Teams must use at least two datasets in their project. The data used is at each team’s discretion, but I highly recommend selecting data from a domain in which your team has interest and/or expertise, as domain knowledge is an important aspect of using data science in industry – and it will make the project more enjoyable.

Some suggested data sets:

World economic data, such as this.
Something from the FiveThirtyEight website data or GitHub repo.
Anything else you can find on the internet, within reasonable ethical boundaries. It’s straightforward to find CSVs of baby names over time or an API to fetch NBA data. You could even scrape a website using Python (see packages like Scrapy and Beautiful Soup). Acquiring the data via an API or scraping will net you extra points, as those are beyond the scope of what we discussed in this course.

Grading Details

The first project-related grade is the Check-in, due for Session 5. You must show that you have a GitHub repo with code in it that imports your data and does some data wrangling – joining, filtering, cleaning, etc. This is worth 5% of your course grade, so take advantage of the easy points.

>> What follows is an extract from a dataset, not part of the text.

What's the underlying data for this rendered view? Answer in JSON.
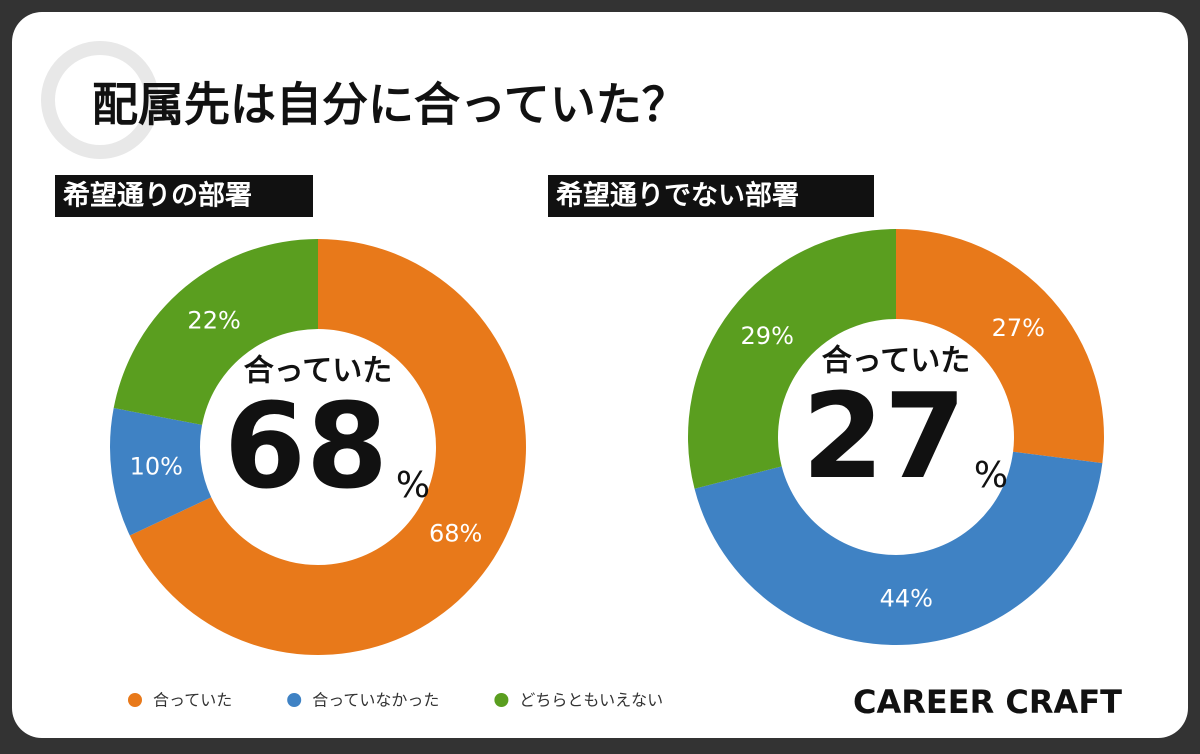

The other 50 percentage points come from your final submission, and are graded via the rubric. This rubric for a great deal of flexibility on your side. Points are earned by completing tasks from the list, with different tasks worth various point values based primarily on two things: the difficulty and how integral the task is to the data science workflow. Larger teams are expected to earn more points for an equivalent grade.